By Ken Sain
Chandler parent Charlotte Lawrence said her 11-year-old son handed her a book he found at his school library and said, ‘Mom, I don’t know if this is appropriate for me.’
“So I took the book, read it myself, and then told my son not to read it,” Lawrence said.
The book in question is “George,” by Alex Gino. It’s the story of a fourth-grader who sees herself as a girl while the rest of the world sees her as a boy named George.
Lawrence said she met with Carlson Elementary School Principal Andy Morgan and he told her that the book should not have been in their library.
During the Sept. 14 Chandler Unified School District Governing Board meeting, Lawrence read some of passages that she found inappropriate for children her son’s age.
“Page 47,” she began. “George read on the internet that he could take girl hormones to change his body and get surgeries if he wanted to. It’s called transitioning. He could even start before turning 18 by taking pills called androgen blockers.”
She went on to describe a scene where George and his best friend were dressing in girls’ clothes and the best friend gave him some girls’ undies to wear.
Lawrence read a half dozen passages from the book that she found inappropriate.
“If I were to hand this book to a child on the street, I’d be arrested,” Lawrence said. “So this should not be in our schools. Parents in this community do not want this.”
Superintendent Frank Narducci said an investigation is underway.
“We have already been on that and have been addressing that as well,” Narducci said to a question about the book from board member Jason Olive. “Our staff is on top of it.”
In another section of the book Lawrence read, the lead character’s brother asks if he will go all the way and have the surgery to become a girl.
Lawrence was not the only speaker to object to “George.”
“I’m just going to piggyback on Charlotte’s points about the book that her son has discovered,” said Sean Smith. “I am really concerned about the direction of what is being taught in some of the schools.
“I am anxious when I drop my daughter off at school. I am continuously asking her if she feels safe, if she’s being taught anything that is inappropriate. That is not what I should be worried about when I drop my daughter off at school every day.”
Lawrence said she is happy with how the district has handled the book since she complained.
“Obviously, the district is reviewing the book,” she said. “But it shouldn’t have been there in the first place.
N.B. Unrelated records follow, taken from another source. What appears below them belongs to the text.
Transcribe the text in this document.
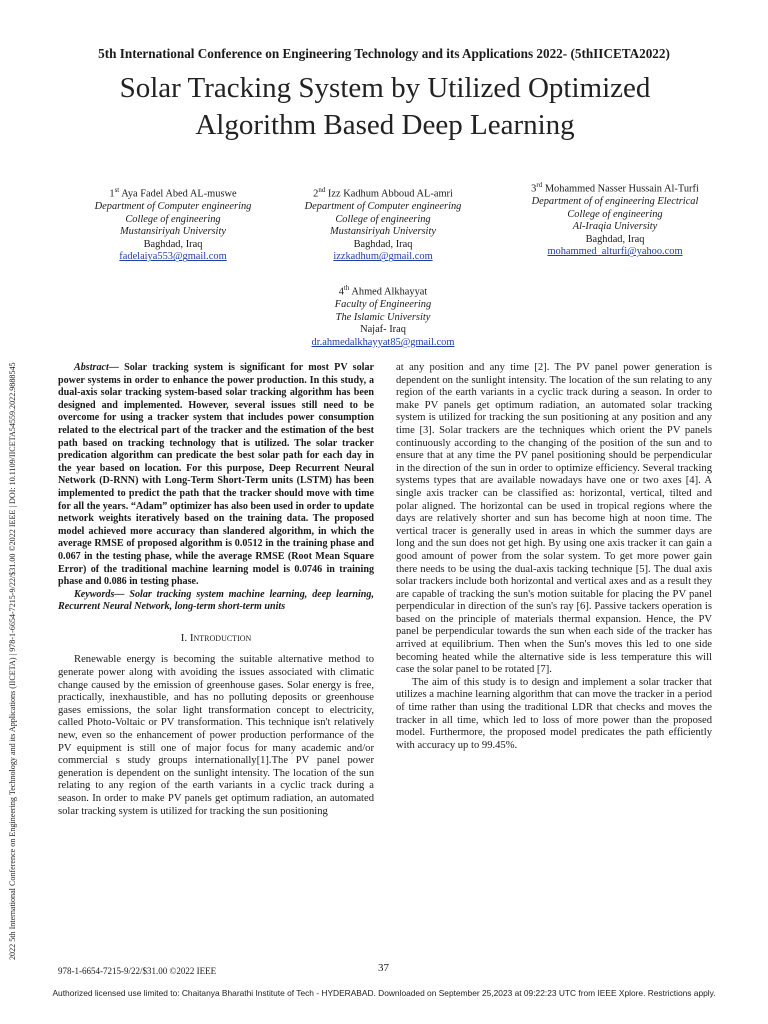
5th International Conference on Engineering Technology and its Applications 2022- (5thIICETA2022)
Solar Tracking System by Utilized Optimized Algorithm Based Deep Learning
2022 5th International Conference on Engineering Technology and its Applications (IICETA) | 978-1-6654-7215-9/22/$31.00 ©2022 IEEE | DOI: 10.1109/IICETA54559.2022.9888545
1st Aya Fadel Abed AL-muswe
Department of Computer engineering
College of engineering
Mustansiriyah University
Baghdad, Iraq
fadelaiya553@gmail.com
2nd Izz Kadhum Abboud AL-amri
Department of Computer engineering
College of engineering
Mustansiriyah University
Baghdad, Iraq
izzkadhum@gmail.com
3rd Mohammed Nasser Hussain Al-Turfi
Department of of engineering Electrical
College of engineering
Al-Iraqia University
Baghdad, Iraq
mohammed_alturfi@yahoo.com
4th Ahmed Alkhayyat
Faculty of Engineering
The Islamic University
Najaf- Iraq
dr.ahmedalkhayyat85@gmail.com

Abstract— Solar tracking system is significant for most PV solar power systems in order to enhance the power production. In this study, a dual-axis solar tracking system-based solar tracking algorithm has been designed and implemented. However, several issues still need to be overcome for using a tracker system that includes power consumption related to the electrical part of the tracker and the estimation of the best path based on tracking technology that is utilized. The solar tracker predication algorithm can predicate the best solar path for each day in the year based on location. For this purpose, Deep Recurrent Neural Network (D-RNN) with Long-Term Short-Term units (LSTM) has been implemented to predict the path that the tracker should move with time for all the years. “Adam” optimizer has also been used in order to update network weights iteratively based on the training data. The proposed model achieved more accuracy than slandered algorithm, in which the average RMSE of proposed algorithm is 0.0512 in the training phase and 0.067 in the testing phase, while the average RMSE (Root Mean Square Error) of the traditional machine learning model is 0.0746 in training phase and 0.086 in testing phase.

Keywords— Solar tracking system machine learning, deep learning, Recurrent Neural Network, long-term short-term units

I. Introduction

Renewable energy is becoming the suitable alternative method to generate power along with avoiding the issues associated with climatic change caused by the emission of greenhouse gases. Solar energy is free, practically, inexhaustible, and has no polluting deposits or greenhouse gases emissions, the solar light transformation concept to electricity, called Photo-Voltaic or PV transformation. This technique isn't relatively new, even so the enhancement of power production performance of the PV equipment is still one of major focus for many academic and/or commercial s study groups internationally[1].The PV panel power generation is dependent on the sunlight intensity. The location of the sun relating to any region of the earth variants in a cyclic track during a season. In order to make PV panels get optimum radiation, an automated solar tracking system is utilized for tracking the sun positioning

at any position and any time [2]. The PV panel power generation is dependent on the sunlight intensity. The location of the sun relating to any region of the earth variants in a cyclic track during a season. In order to make PV panels get optimum radiation, an automated solar tracking system is utilized for tracking the sun positioning at any position and any time [3]. Solar trackers are the techniques which orient the PV panels continuously according to the changing of the position of the sun and to ensure that at any time the PV panel positioning should be perpendicular in the direction of the sun in order to optimize efficiency. Several tracking systems types that are available nowadays have one or two axes [4]. A single axis tracker can be classified as: horizontal, vertical, tilted and polar aligned. The horizontal can be used in tropical regions where the days are relatively shorter and sun has become high at noon time. The vertical tracer is generally used in areas in which the summer days are long and the sun does not get high. By using one axis tracker it can gain a good amount of power from the solar system. To get more power gain there needs to be using the dual-axis tacking technique [5]. The dual axis solar trackers include both horizontal and vertical axes and as a result they are capable of tracking the sun's motion suitable for placing the PV panel perpendicular in direction of the sun's ray [6]. Passive tackers operation is based on the principle of materials thermal expansion. Hence, the PV panel be perpendicular towards the sun when each side of the tracker has arrived at equilibrium. Then when the Sun's moves this led to one side becoming heated while the alternative side is less temperature this will case the solar panel to be rotated [7].

The aim of this study is to design and implement a solar tracker that utilizes a machine learning algorithm that can move the tracker in a period of time rather than using the traditional LDR that checks and moves the tracker in all time, which led to loss of more power than the proposed model. Furthermore, the proposed model predicates the path efficiently with accuracy up to 99.45%.

978-1-6654-7215-9/22/$31.00 ©2022 IEEE	37
Authorized licensed use limited to: Chaitanya Bharathi Institute of Tech - HYDERABAD. Downloaded on September 25,2023 at 09:22:23 UTC from IEEE Xplore. Restrictions apply.
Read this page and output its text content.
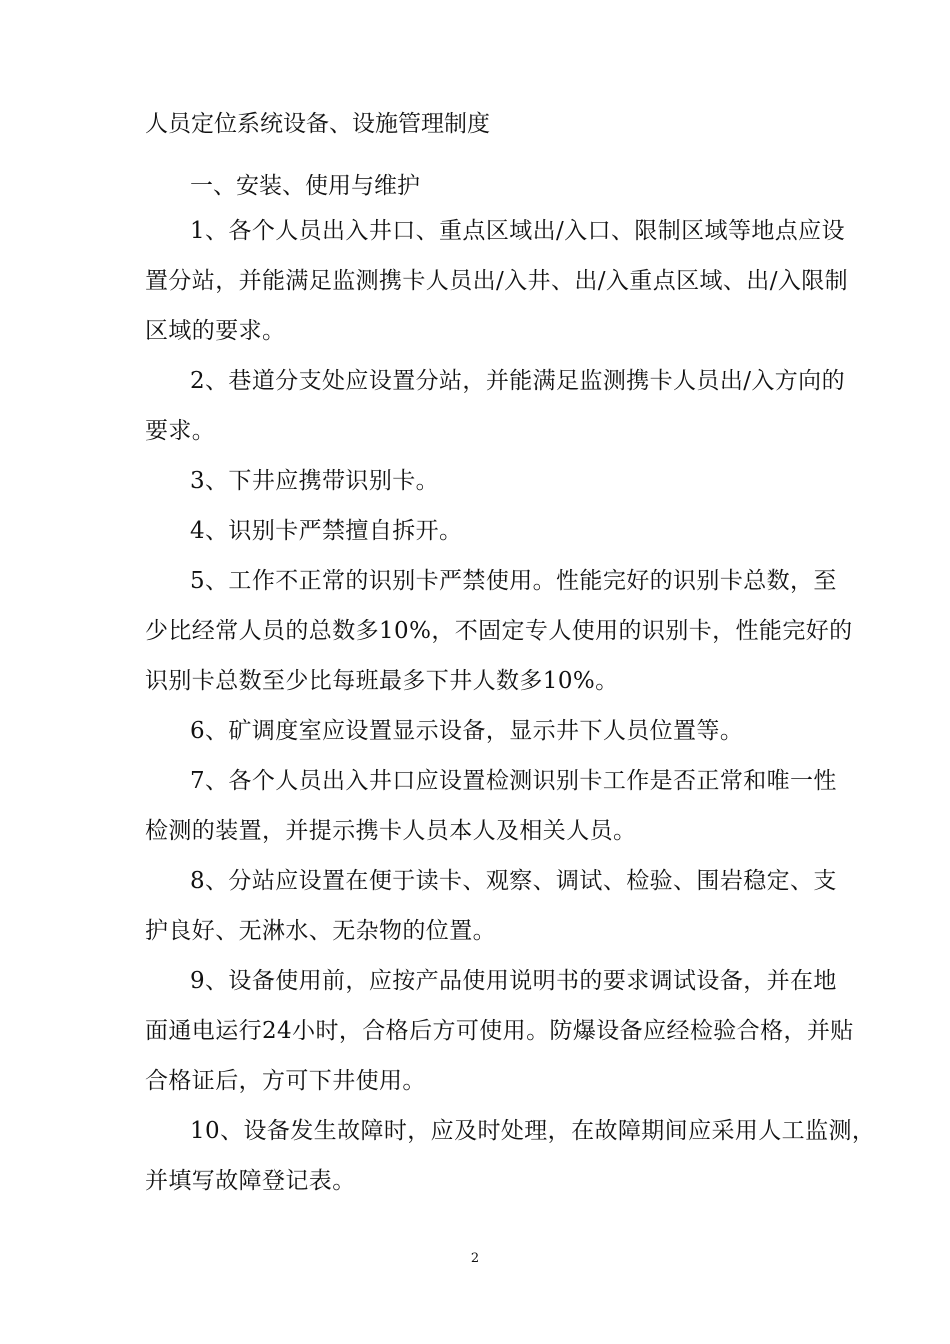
人员定位系统设备、设施管理制度
一、安装、使用与维护

1、各个人员出入井口、重点区域出/入口、限制区域等地点应设
置分站，并能满足监测携卡人员出/入井、出/入重点区域、出/入限制
区域的要求。

2、巷道分支处应设置分站，并能满足监测携卡人员出/入方向的
要求。

3、下井应携带识别卡。

4、识别卡严禁擅自拆开。

5、工作不正常的识别卡严禁使用。性能完好的识别卡总数，至
少比经常人员的总数多10%，不固定专人使用的识别卡，性能完好的
识别卡总数至少比每班最多下井人数多10%。

6、矿调度室应设置显示设备，显示井下人员位置等。

7、各个人员出入井口应设置检测识别卡工作是否正常和唯一性
检测的装置，并提示携卡人员本人及相关人员。

8、分站应设置在便于读卡、观察、调试、检验、围岩稳定、支
护良好、无淋水、无杂物的位置。

9、设备使用前，应按产品使用说明书的要求调试设备，并在地
面通电运行24小时，合格后方可使用。防爆设备应经检验合格，并贴
合格证后，方可下井使用。

10、设备发生故障时，应及时处理，在故障期间应采用人工监测，
并填写故障登记表。

2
The principal did admit that it should not have been in the library.”
Andi Young, who is co-chair of the Arizona Gay, Lesbian, Straight Education Network (GLSEN), said studies show it is better overall for students if books like “George” are included in libraries.
“About 80% of transgender students experience harassment and bullying in school,” Young said. “Being able to see themselves in a positive way, reflected back at them, is really important.”
Young said it’s not only important for transgender youth, but also helps the rest of the student body become more accepting and lessens the hostility that trans youth experience.
As for the age, if this is something sixth-graders should be reading, Young said, yes.
“I’m a parent of a transgender youth, and I’ve been involved with many trans groups,” she said. “We see kids who come out as early as they can talk. Other kids, they don’t come out until much older, and that’s usually because of the hostility they experience.”
As of Jan. 1, school districts will be required by a new state law to provide parents greater access to their children’s school libraries and provide them on demand with a list of books their children take out.
Districts also will be required to hold a 60-day review period for any new additions to school libraries and media centers and give parents a seven-day advance notice when that review period begins.